Before any model is considered for release, our Safety Board commissions a safety report from external evaluators. The evaluators are independent of any single member, geographically diverse by design and expert in evaluating models and eliciting dangerous capabilities. Bodies doing this kind of work today include the UK AI Safety Institute, METR and Apollo Research.
The report assesses each model across six domains. Four are misuse domains, where what matters is how much a model would help a realistic actor toward a catastrophic outcome relative to the tools they already have: biological, chemical, cyber, and manipulation. A fifth, AI R&D, concerns how far a model accelerates frontier AI research. The sixth, loss of control, concerns the model’s own propensity to act against its operators’ intent.

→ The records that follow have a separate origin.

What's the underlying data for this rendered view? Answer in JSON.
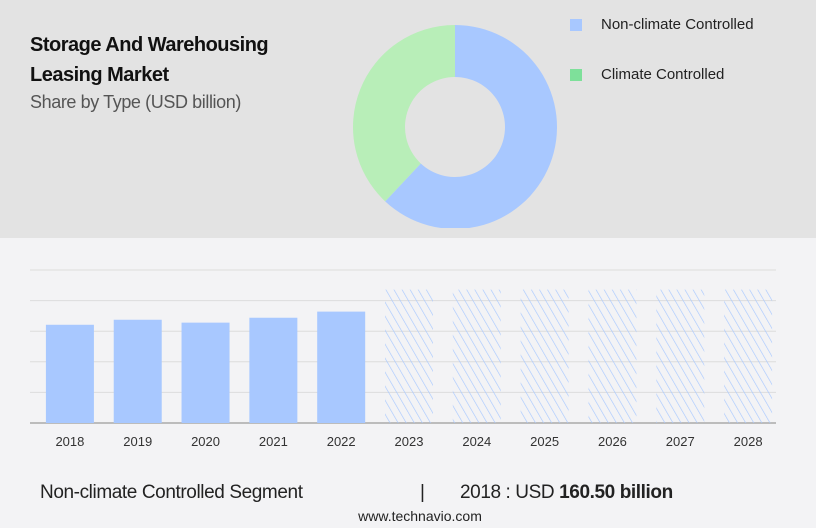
{
  "header": {
    "title": "Storage And Warehousing Leasing Market",
    "subtitle": "Share by Type (USD billion)"
  },
  "chart_data": [
    {
      "type": "pie",
      "style": "donut",
      "slices": [
        {
          "name": "Non-climate Controlled",
          "share": 62,
          "color": "#a8c8ff"
        },
        {
          "name": "Climate Controlled",
          "share": 38,
          "color": "#b8eeb8"
        }
      ],
      "legend": [
        {
          "label": "Non-climate Controlled",
          "color": "#a8c8ff"
        },
        {
          "label": "Climate Controlled",
          "color": "#7ee09a"
        }
      ],
      "legend_placement": "top-right"
    },
    {
      "type": "bar",
      "categories": [
        "2018",
        "2019",
        "2020",
        "2021",
        "2022",
        "2023",
        "2024",
        "2025",
        "2026",
        "2027",
        "2028"
      ],
      "values": [
        160.5,
        168.7,
        164,
        172,
        182,
        218,
        218,
        218,
        218,
        218,
        218
      ],
      "forecast": [
        false,
        false,
        false,
        false,
        false,
        true,
        true,
        true,
        true,
        true,
        true
      ],
      "ylim": [
        0,
        250
      ],
      "grid": true,
      "color": "#a8c8ff"
    }
  ],
  "footer": {
    "segment": "Non-climate Controlled Segment",
    "separator": "|",
    "year_label": "2018 : USD ",
    "value": "160.50 billion",
    "website": "www.technavio.com"
  }
}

The table sets out the sorts of capability the evaluators will be looking at in each domain. The specific evaluations, and the levels at which a model moves between tiers, will be developed with the Safety Board and set out in a future update.
Biological
Counterfactual uplift to lower-skilled actors in obtaining, producing or deploying known agents capable of mass casualties; uplift to expert teams toward higher-impact or novel agents; assistance with specific steps of the design-build-test cycle, including lab protocols and synthesis.
Chemical
Uplift in producing and deploying known chemical weapons at scale; assistance toward novel chemical threats worse than known agents.
Cyber
Automating end-to-end intrusion against well-defended targets; discovering and reliably exploiting vulnerabilities, including zero-days, with little human input; scaling the volume and sophistication of operations; uplift toward attacks on critical national infrastructure.
Manipulation
Scaled, personalised influence or persuasion that can shift the beliefs or behaviour of large populations; deceptive or manipulative interaction at scale; erosion of information integrity.
AI R&D
Automating or substantially accelerating frontier AI research; recursive self-improvement; compressing the pace of progress to destabilising rates.
Loss of control
Propensity for deception, sabotage or resisting correction; ability to evade monitoring or to understate capability under evaluation; autonomous replication, resource acquisition, or undermining the safeguards placed on the model.
Because weights can be fine-tuned, the evaluators assess capability assuming a motivated actor reduces safety training given a set budget, applies the best available scaffolding, and treats measured capability as a lower bound rather than a ceiling, leaving a margin for elicitation gains that arrive after release.